IIILes médias régionaux, bientôt relayés par les chaînes et journaux nationaux, relatèrent le fait divers sordide.
La victime, âgée de vingt-trois ans, avait été tuée de deux balles de calibre 22, dont on avait retrouvé les douilles sur le sol, les mêmes que les projectiles extraits du corps de la victime. Il n’existait pas de marques de défense, il apparaissait donc que le jeune homme avait pu avoir rendez-vous avec son meurtrier. Les journalistes donnaient un luxe de détails, obtenus sous le terme vague de « sources proches de l’enquête », sans que personne ne sache exactement quelles étaient ces sources et comment elles étaient alimentées. Ils précisaient qu’on avait pu reconstituer une partie de la journée du défunt. Il avait déjeuné avec ses potes dans un Mac Do de Vannes, puis il était parti seul sur sa moto de 125 cm3 (une Honda Varadero) et ils ne le revirent jamais plus. Le meurtre avait eu lieu dans la nuit du 30 juin, entre deux et quatre heures du matin.
Il se trouva qu’un des résidants lucides des Bruyères, Pierre Lequeux le bien-nommé, connaissait le jeune homme. Il passait son temps à aboyer dans les couloirs que « Jonathan Dalban, c’était pour ainsi dire quelqu’un de sa famille et qu’il trouvait ce crime terrible ; si c’était pas une honte… »

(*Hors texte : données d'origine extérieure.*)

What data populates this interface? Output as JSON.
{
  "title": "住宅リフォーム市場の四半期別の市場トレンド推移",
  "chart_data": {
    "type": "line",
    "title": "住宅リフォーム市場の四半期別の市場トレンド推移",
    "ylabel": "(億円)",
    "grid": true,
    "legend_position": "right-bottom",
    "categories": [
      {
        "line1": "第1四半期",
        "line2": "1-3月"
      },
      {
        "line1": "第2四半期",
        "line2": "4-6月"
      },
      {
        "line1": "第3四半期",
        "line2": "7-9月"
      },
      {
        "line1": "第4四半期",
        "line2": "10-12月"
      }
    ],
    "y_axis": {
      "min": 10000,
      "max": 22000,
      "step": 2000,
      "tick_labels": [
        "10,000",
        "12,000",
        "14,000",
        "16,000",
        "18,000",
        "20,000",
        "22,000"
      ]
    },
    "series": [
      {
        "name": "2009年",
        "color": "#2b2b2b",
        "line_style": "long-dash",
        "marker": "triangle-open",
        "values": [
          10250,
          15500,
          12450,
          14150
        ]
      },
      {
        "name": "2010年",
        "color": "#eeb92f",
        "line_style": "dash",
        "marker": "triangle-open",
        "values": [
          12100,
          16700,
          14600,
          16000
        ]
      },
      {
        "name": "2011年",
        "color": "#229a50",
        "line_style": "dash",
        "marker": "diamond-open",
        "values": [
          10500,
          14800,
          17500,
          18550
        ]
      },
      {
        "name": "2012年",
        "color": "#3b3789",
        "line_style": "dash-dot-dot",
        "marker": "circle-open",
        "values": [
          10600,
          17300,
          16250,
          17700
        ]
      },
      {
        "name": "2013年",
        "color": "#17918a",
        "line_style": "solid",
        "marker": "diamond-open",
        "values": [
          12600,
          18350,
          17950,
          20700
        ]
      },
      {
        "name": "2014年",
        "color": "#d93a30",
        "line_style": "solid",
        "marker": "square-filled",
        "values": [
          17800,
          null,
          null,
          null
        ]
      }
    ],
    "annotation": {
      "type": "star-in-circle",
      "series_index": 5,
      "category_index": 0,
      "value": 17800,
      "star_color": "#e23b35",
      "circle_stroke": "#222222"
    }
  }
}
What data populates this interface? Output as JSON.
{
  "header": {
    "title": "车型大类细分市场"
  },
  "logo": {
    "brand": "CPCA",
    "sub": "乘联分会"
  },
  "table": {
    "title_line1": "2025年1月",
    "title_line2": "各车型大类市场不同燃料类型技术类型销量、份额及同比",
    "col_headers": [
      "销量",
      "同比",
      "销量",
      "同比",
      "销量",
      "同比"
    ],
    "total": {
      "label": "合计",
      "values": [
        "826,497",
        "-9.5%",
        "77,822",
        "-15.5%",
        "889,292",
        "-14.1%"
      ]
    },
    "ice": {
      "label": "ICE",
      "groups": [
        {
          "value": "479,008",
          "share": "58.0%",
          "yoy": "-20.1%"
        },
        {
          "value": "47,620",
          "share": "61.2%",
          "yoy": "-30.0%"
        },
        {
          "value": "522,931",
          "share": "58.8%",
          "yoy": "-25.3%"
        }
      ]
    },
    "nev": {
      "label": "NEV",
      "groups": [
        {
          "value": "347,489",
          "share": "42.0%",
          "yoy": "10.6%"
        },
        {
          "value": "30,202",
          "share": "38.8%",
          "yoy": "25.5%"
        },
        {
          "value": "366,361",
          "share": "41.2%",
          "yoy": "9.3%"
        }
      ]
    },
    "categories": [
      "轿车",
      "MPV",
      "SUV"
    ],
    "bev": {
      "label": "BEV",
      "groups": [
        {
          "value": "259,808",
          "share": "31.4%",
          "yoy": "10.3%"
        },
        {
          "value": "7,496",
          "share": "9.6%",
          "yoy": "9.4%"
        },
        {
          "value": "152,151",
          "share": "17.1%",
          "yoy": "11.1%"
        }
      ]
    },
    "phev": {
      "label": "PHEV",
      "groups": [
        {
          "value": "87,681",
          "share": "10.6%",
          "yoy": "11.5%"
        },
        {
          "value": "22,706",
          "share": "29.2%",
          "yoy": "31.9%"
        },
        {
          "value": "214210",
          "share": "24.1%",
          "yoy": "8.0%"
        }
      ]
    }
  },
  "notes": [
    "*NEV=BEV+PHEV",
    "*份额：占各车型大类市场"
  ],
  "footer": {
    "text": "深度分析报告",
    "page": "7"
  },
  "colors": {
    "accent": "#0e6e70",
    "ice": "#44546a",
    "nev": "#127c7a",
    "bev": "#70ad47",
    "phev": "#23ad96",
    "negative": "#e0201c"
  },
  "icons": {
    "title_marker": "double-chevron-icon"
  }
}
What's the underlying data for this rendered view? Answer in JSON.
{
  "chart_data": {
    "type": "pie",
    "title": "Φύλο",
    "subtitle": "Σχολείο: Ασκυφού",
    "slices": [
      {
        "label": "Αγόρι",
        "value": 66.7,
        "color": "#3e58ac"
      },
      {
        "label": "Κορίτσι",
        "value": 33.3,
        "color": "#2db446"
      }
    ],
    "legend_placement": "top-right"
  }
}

Eugénie l’invita chez nous pour l’apéritif et nous nous retrouvâmes avec Zélie Lantoure (miss Marple), tous les quatre autour d’un verre de porto. Pierre Lequeux était un vieux de quatre-vingt-dix balais écorniflés, avec qui on pouvait avoir des conversations. Il avait toujours été un adepte de la dive bouteille et il fréquentait plus qu’à son tour, le Bar des Chasseurs, à deux pas des Bruyères.
Eugénie lui servit un troisième verre et le mec, pourtant habitué, commençait à avoir le regard vague. Il faut dire que l’hôtesse, connaisseuse de l’âme humaine, lui avait octroyé le traitement de choix et de choc des gens de marque : de bonnes rasades de porto dans des verres à bière. Louons le découvreur lusitanien de cet alcool béni des dieux, qui délie les langues et met le feu au corps. Mon ami Pierrot dit :
— Je connais bien Isabelle et Luc, ce sont ses parents, ils habitent Theix, dans une petite longère. Elle fait des ménages chez les gens et lui est chauffeur routier. J’ai été leur voisin pendant plus de dix ans et y’a jamais eu d’embrouilles, ils m’invitaient souvent à manger. Pour les remercier, j’entretenais leur jardin.
Je questionnai l’aviné qui ne demandait que ça :
— Et alors Pierre, ils avaient des ennemis ou des gens qui leur en voulaient ?
Son esprit embrumé d’alcool avait des absences, aussi dut-il réfléchir un moment.
— Y’a bien un autre voisin, un con, celui-là… Les Dalban lui avaient vendu un bout de terrain et il disait qu’il l’avait payé trop cher. Qu’ils avaient dépassé les bornes ou quelque chose comme ça…
Zélie Lantoure lui demanda d’autres détails sur les Dalban, sans avoir l’air d’y toucher, elle apprit par bribes que c’était un couple banal où la passion des débuts avait fait place à un amour tendresse, comme dans la plupart des cas. Bref, ils vivaient l’un à côté de l’autre mais plus, l’un dans l’autre. Sa façon d’interroger Pierre Lequeux, mine de rien, me complut énormément, me prouvant que j’avais eu raison de l’enrôler.
Eugénie nous fit signe d’arrêter de l’inquisitionner, il était si terne à terme, ce que nous fîmes volontiers car il m’avait donné un début pour tirer la pelote de laine. Et le début, c’était ce qui nous manquait pour vraiment commencer.
Il m’apparut que ce jeune mort n’avait pas croisé ma route par hasard et qu’il me donnait là l’occasion de défroisser mes neurones ankylosés et de trouver un regain d’activité. On s’encroûte vite quand on ne conduit plus que le train-train quotidien.